JB Squad Award BIC Bogor Tembus 1.023 Peserta
SUKSES TERAPKAN SISTEM APLIKASI BIC, MB KILLER HAMPIR HATRICK
MediaBnR,- Dobrakan system baru penilaian Love Bird lewat aplikasi Bonafide Indonesia Community (BIC) mendapat respon positif dari mania penghobi si paruh bengkok. Aplikasi yang dicetuskan H. Lukman ini memang memiliki akurasi yang cepat, tepat dan akurat. Dalam satu sesi LB persekian detik, semua dapat terlihat dalam aplikasi BIC.

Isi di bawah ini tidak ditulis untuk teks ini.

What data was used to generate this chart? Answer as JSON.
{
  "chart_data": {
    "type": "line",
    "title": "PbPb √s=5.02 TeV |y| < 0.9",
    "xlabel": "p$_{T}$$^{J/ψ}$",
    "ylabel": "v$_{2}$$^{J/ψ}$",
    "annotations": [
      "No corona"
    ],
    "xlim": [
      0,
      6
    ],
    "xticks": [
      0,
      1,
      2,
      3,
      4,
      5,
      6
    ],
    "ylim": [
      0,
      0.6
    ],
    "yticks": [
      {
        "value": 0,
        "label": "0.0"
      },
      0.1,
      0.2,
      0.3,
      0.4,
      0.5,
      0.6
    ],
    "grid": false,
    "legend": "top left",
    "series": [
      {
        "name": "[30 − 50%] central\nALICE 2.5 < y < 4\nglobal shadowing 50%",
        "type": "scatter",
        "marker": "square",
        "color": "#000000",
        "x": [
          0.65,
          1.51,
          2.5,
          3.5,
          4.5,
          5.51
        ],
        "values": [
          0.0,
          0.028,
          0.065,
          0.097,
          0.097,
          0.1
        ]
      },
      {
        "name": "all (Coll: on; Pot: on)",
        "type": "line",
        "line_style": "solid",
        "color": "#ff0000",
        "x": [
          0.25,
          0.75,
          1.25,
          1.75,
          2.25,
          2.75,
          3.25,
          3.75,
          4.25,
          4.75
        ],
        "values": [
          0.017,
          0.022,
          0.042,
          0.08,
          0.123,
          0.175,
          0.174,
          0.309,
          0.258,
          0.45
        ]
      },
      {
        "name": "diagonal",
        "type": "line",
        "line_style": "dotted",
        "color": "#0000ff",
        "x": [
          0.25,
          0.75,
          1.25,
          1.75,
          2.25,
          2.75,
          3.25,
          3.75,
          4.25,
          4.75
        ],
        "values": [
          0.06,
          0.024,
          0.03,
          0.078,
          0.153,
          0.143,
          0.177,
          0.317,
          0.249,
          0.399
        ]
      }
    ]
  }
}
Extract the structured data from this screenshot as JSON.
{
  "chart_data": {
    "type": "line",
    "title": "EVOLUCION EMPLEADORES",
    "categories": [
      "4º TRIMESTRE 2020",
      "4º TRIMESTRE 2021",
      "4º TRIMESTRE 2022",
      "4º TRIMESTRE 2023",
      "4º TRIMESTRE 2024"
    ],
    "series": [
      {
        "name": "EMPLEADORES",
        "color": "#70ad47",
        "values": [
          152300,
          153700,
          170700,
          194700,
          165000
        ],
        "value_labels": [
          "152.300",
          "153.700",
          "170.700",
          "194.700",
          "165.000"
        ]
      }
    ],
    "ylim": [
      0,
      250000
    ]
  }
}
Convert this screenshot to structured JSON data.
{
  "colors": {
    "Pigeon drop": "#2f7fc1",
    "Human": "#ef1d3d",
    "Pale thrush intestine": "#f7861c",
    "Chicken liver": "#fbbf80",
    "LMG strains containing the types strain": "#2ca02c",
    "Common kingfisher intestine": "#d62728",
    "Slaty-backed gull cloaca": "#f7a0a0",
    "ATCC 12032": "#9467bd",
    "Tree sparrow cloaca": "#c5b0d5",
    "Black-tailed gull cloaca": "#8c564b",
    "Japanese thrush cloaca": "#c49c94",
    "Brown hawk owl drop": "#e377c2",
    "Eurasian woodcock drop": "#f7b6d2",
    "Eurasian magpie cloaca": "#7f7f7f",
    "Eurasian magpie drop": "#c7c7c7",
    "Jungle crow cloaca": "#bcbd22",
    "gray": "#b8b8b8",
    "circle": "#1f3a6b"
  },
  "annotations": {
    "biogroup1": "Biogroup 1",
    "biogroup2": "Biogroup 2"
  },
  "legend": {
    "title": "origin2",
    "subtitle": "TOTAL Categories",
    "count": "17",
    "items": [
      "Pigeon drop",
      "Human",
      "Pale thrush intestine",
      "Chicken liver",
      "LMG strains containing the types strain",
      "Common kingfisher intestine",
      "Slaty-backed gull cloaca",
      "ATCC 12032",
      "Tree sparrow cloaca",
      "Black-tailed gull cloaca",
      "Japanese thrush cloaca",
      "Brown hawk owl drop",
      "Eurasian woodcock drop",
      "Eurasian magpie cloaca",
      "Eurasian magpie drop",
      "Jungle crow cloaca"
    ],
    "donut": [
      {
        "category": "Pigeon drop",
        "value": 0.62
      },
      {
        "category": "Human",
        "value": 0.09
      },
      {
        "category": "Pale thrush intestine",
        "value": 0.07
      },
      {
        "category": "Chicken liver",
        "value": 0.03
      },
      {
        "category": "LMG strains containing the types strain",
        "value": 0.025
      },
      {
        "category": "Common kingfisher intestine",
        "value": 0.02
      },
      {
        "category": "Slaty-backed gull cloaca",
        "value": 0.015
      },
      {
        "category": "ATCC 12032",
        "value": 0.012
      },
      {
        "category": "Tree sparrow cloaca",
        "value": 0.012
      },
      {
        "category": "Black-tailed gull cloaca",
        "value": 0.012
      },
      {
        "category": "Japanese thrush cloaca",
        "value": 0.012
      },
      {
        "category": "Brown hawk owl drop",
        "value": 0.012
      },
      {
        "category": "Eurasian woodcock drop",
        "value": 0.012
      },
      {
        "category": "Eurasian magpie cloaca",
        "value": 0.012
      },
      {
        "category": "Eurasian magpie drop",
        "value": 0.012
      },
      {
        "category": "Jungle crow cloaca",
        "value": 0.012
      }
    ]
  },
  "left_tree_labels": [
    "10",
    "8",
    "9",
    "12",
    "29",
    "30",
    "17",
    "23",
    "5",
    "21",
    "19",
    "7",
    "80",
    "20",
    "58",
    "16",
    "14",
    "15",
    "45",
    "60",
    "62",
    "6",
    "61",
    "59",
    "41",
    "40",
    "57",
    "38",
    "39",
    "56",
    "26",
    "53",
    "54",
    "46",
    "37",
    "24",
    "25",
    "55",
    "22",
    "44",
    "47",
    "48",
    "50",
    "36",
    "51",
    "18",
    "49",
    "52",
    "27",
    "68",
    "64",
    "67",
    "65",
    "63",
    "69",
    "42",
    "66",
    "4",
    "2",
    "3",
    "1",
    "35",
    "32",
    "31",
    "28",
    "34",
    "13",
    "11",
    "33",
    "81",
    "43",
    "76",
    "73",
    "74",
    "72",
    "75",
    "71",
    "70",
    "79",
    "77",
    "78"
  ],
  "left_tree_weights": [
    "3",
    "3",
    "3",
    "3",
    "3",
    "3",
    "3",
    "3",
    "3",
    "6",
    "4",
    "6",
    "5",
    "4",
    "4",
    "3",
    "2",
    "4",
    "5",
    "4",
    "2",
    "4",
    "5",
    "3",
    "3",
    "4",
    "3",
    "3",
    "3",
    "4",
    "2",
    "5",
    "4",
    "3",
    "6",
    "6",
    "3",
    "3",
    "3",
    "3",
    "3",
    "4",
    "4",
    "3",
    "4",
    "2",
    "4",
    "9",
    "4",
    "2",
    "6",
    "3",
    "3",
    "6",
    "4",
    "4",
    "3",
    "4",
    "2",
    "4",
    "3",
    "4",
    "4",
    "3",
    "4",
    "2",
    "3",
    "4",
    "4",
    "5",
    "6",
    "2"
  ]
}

“Kami menciptakan aplikasi ini agar ketepatan kecepatan dan akurasi penialain dapat terjamin. Untuk sementara system aplikasi ini kami fokuskan dulu di kota Bogor. Mungkin bulan depan beberapa daerah akan membuka cabang, karena sudah banyak yang minta,” ujar H. Lukman, pencetus system aplikasi BIC.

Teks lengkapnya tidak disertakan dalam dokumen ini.